All’alba di oggi, martedì 17 settembre, inferto un duro colpo al clan Esposito di Bagnoli. Appena tornato in libertà, il ras del clan, Massimiliano Esposito, aveva da subito cercato di riaffermare il controllo nella zona di Napoli Ovest, considerandola “suo territorio esclusivo”.
Il boss ha ricostituito il clan con un piano ben preciso, che includeva estorsioni sistematiche, azioni di guerriglia urbana e il predominio sul traffico di droga nelle discoteche di Coroglio. Tuttavia, Esposito non aveva previsto l’indagine avviata già dal 2022 dalla squadra mobile e dal commissariato di Bagnoli, che ha portato a un’importante svolta all’alba di oggi, martedì, con un blitz che ha visto l’emissione di 13 mandati di arresto e l’iscrizione di 17 persone nel registro degli indagati.
Nonostante il successo dell’operazione, il boss Esposito è riuscito a far perdere le sue tracce prima dell’arrivo della polizia. Dall’ordinanza di custodia cautelare, redatta dal giudice Isabella Iaselli e composta di 182 pagine, emerge un quadro dettagliato delle accuse contro il ras e i suoi collaboratori, accusati di vari crimini, tra cui associazione mafiosa, traffico di droga, possesso di armi ed estorsione, tutti aggravati dalla finalità mafiosa per rafforzare il clan Esposito-Nappi.

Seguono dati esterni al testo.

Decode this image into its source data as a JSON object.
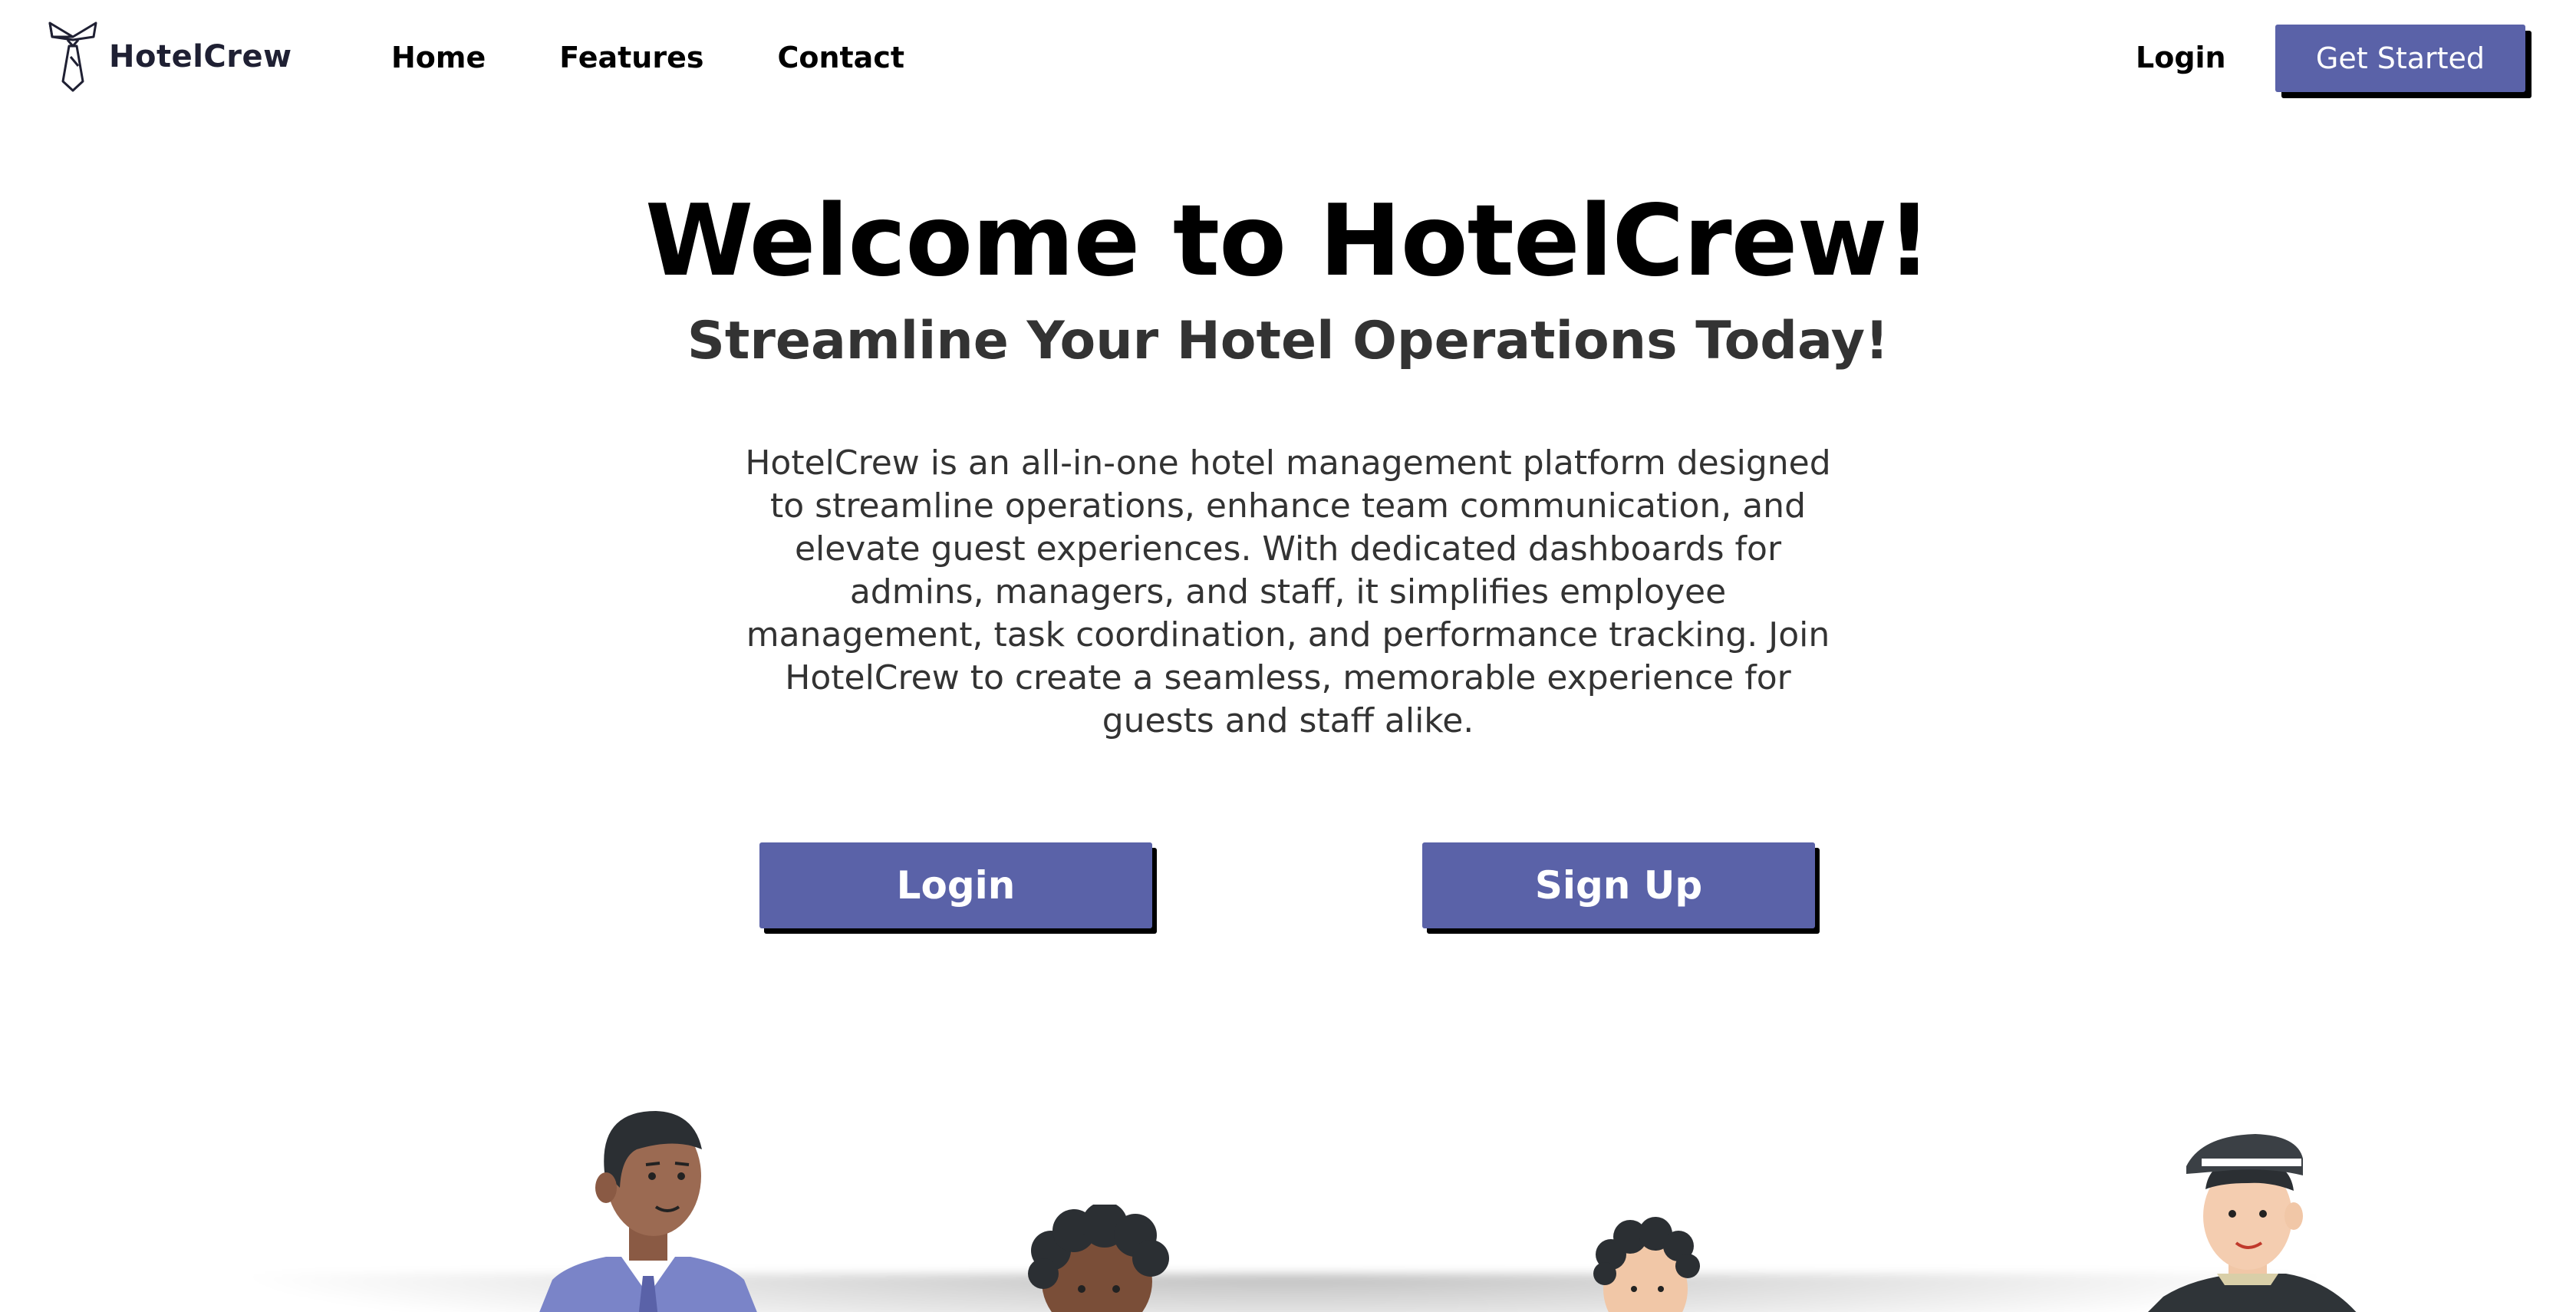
{
  "brand": {
    "name": "HotelCrew",
    "logo_icon": "bowtie-tie-icon"
  },
  "nav": {
    "links": [
      {
        "label": "Home"
      },
      {
        "label": "Features"
      },
      {
        "label": "Contact"
      }
    ],
    "login_label": "Login",
    "get_started_label": "Get Started"
  },
  "hero": {
    "title": "Welcome to HotelCrew!",
    "subtitle": "Streamline Your Hotel Operations Today!",
    "description": "HotelCrew is an all-in-one hotel management platform designed to streamline operations, enhance team communication, and elevate guest experiences. With dedicated dashboards for admins, managers, and staff, it simplifies employee management, task coordination, and performance tracking. Join HotelCrew to create a seamless, memorable experience for guests and staff alike.",
    "login_button": "Login",
    "signup_button": "Sign Up"
  },
  "colors": {
    "accent": "#5a62a8",
    "text_dark": "#000000",
    "text_muted": "#333333",
    "background": "#ffffff"
  },
  "illustration": {
    "figures": [
      "businessman-illustration",
      "curly-hair-staff-illustration",
      "curly-hair-boy-illustration",
      "bellhop-illustration"
    ]
  }
}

Tra gli arrestati figurano anche la moglie di Esposito, Maria Matilde Nappi, e i suoi figli, Massimiliano Junior e Cristian Esposito. Inoltre, tra gli indagati compare un minorenne, già noto per la sua amicizia con Gennaro Ramondino, il ventenne assassinato e poi bruciato a Pianura all’inizio del mese. I due erano stati coinvolti in un precedente attentato nel 2022, quando Ramondino era scampato a un agguato a Varcaturo. Oltre al vasto giro di spaccio di stupefacenti, al boss Esposito e ai suoi affiliati viene contestata anche la gestione esclusiva del business dei parcheggiatori abusivi, che domina via Coroglio e le zone circostanti le affollate discoteche, un’attività capace di fruttare decine di migliaia di euro ogni settimana.